Bayer’s Agricultural Division Partners With ConsenSys-Backed Startup BlockApps

Bayer’s agricultural division Bayer CropScience is working with ConsenSys-backed startup BlockApps

The agricultural division of pharmaceutical and life science giant Bayer AG, Bayer CropScience, is collaborating with ConsenSys-backed Blockchain-as-a-Service (BaaS) startup BlockApps. BlockApps revealed the news to Cointelegraph on March 22.

Germany-based Bayer CropScience has been working on a number of blockchain initiatives with BlockApps since early 2018, a BlockApps spokesperson told Cointelegraph.

One of the largest pharmaceutical firms globally, Bayer acquired American agrochemical and agricultural corporation Monsanto in June 2018.

A BlockApps representative said that more details can be expected during Blockchain for Food and Beverage Supply Chain conference that is set to take place on March 26–27 in San Francisco.

The BlockApps platform aims to provide an interoperable platform for programmable business networks. Founded in 2015, Blockapps Strato was formed from a partnership between ConsenSys and the MicrosoftAzure cloud platform in order to build Ethereum (ETH) BaaS on Azure for enterprise clients and developers.

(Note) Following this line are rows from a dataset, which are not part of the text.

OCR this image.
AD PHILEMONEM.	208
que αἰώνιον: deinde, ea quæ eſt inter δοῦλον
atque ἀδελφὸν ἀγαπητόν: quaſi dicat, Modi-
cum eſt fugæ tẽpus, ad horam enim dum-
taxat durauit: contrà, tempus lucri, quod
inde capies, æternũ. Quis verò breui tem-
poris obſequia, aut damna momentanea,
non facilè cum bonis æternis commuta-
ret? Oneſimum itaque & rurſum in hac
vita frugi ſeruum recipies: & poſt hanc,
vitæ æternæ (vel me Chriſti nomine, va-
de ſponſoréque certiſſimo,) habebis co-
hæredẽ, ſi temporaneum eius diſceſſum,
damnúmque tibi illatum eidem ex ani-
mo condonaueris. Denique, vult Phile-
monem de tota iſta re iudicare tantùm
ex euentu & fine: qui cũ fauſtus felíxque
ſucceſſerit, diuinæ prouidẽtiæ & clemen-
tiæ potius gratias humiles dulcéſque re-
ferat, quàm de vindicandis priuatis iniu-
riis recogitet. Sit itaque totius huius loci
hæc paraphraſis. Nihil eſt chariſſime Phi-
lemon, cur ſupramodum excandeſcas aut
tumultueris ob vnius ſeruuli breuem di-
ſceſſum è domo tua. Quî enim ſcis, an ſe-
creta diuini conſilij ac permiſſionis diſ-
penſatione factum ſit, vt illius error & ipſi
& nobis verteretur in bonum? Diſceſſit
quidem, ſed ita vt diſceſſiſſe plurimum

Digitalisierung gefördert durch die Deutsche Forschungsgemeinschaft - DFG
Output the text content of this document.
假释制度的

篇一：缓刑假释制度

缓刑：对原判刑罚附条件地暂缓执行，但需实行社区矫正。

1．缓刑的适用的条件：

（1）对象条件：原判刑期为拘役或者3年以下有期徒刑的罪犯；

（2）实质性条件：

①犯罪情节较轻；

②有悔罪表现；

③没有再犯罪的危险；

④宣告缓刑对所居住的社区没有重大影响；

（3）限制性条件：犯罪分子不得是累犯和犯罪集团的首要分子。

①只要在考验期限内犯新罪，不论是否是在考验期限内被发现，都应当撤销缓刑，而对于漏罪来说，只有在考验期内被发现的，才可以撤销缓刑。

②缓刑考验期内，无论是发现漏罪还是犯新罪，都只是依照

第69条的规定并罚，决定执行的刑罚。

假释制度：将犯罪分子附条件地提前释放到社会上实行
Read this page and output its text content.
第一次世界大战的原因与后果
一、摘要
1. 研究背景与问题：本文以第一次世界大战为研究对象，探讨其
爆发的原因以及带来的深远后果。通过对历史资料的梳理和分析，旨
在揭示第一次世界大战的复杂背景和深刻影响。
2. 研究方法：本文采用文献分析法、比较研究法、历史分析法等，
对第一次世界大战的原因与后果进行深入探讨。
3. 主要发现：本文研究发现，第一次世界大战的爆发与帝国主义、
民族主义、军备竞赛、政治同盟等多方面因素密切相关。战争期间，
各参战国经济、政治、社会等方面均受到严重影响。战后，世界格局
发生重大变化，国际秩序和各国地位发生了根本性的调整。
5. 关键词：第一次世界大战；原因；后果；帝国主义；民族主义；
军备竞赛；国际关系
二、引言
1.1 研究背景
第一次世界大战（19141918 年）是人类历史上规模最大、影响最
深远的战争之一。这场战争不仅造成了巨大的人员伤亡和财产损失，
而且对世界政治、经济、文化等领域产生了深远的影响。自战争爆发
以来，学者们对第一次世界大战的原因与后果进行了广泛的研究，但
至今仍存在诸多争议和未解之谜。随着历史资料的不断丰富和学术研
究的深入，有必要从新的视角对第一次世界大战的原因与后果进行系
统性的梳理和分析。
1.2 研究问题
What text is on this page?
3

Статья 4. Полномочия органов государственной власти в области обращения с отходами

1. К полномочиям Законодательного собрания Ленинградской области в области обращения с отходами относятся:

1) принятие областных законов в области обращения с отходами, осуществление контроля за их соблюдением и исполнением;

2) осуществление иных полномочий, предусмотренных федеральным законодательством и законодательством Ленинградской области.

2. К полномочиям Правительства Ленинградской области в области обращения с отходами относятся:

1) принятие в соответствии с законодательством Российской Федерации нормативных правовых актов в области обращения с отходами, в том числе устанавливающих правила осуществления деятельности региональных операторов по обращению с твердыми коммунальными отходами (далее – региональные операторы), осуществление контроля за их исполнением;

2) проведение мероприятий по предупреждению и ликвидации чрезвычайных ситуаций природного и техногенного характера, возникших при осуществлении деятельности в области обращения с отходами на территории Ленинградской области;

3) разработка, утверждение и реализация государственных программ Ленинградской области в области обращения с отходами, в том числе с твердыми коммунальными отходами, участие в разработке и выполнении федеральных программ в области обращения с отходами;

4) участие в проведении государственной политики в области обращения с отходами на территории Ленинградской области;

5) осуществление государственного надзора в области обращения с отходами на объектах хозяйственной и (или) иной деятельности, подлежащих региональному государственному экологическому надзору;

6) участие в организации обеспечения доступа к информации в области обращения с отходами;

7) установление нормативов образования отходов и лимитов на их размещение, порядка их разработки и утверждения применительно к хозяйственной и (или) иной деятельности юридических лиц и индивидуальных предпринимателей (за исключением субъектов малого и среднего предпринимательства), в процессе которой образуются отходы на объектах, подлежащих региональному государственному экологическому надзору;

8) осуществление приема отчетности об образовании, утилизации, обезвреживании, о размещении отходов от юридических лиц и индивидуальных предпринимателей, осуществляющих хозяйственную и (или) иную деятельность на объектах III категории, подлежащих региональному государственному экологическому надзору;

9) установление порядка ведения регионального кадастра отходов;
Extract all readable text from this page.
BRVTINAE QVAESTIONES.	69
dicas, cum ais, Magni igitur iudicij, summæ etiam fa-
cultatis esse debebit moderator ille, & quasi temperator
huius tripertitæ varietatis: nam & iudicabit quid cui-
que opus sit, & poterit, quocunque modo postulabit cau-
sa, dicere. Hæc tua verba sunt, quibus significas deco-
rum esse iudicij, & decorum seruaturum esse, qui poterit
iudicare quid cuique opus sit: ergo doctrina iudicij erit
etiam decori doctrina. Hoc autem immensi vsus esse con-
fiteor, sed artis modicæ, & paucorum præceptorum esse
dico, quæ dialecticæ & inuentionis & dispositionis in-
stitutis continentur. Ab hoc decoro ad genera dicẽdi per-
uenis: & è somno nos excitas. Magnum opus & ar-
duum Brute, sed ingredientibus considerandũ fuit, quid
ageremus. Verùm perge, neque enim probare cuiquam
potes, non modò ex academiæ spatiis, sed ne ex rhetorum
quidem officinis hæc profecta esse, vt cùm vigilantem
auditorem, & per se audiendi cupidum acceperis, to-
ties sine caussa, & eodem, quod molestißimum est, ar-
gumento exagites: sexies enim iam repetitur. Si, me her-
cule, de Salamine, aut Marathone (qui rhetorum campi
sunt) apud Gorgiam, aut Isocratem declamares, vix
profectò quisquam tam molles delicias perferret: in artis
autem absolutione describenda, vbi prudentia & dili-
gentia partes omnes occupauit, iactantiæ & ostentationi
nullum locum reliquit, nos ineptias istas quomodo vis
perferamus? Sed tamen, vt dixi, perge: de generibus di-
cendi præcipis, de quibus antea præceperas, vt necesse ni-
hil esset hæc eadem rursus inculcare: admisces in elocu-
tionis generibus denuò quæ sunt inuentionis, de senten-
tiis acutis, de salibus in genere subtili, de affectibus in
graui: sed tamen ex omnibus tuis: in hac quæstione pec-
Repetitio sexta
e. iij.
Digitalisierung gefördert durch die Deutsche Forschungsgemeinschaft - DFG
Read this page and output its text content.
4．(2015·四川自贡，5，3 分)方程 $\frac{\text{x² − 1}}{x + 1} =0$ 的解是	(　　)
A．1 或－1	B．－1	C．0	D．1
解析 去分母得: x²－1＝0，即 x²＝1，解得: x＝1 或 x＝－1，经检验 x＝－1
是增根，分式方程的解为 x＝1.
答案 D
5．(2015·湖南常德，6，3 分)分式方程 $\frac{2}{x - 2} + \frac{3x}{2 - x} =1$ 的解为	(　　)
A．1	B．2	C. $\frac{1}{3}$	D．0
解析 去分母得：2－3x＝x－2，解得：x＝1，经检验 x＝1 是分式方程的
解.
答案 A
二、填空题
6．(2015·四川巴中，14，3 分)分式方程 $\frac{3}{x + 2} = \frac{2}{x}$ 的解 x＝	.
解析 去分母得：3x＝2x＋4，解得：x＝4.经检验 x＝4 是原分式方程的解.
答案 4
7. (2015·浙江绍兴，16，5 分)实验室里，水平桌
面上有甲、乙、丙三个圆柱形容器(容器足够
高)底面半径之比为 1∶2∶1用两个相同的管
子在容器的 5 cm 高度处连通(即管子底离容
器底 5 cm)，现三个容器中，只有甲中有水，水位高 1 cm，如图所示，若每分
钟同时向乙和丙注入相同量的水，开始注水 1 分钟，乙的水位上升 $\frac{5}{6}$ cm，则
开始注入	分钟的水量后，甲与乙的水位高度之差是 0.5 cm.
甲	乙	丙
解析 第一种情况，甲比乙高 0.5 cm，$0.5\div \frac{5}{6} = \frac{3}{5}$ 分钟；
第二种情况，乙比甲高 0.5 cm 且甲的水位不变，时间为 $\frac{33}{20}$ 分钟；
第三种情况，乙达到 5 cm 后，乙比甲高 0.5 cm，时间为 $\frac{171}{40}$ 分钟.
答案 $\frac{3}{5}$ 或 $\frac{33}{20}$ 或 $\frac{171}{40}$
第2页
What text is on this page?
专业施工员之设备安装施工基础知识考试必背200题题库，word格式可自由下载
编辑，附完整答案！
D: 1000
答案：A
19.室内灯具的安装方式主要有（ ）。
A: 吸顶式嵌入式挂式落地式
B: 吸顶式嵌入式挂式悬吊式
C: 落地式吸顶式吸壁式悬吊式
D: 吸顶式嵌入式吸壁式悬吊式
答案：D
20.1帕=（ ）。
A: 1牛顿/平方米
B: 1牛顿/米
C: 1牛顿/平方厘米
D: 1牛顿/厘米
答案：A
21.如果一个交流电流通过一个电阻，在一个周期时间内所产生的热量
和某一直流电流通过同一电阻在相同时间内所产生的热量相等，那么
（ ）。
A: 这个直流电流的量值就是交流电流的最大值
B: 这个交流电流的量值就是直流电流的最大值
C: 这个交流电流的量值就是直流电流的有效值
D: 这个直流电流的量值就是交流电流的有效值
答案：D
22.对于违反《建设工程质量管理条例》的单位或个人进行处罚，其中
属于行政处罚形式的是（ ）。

BlockApps is a founding member of the Enterprise Ethereum Alliance (EEA), the world’s largest open-source blockchain initiative. By July 2017, the EEA incorporated more than 150 blockchain start-ups, research groups, and Fortune 500 companies, includingJPMorgan and Cisco. BlockApps claims to be the first blockchain company that partnered with all major cloud platforms including Azure, Amazon Web Services, and Google Cloud Platform.

Recently, Colorado representatives and senators filed a bill proposing a study of blockchain use in agriculture. The document proposed the establishment of a blockchain advisory group, and specified potential use cases including product tracking, inventory management and monitoring of in-field conditions.

Earlier in March, Cointelegraph reported that the Malaysian state of Penang was considering the use of blockchain technology in food and agricultural products supply chains to improve traceability.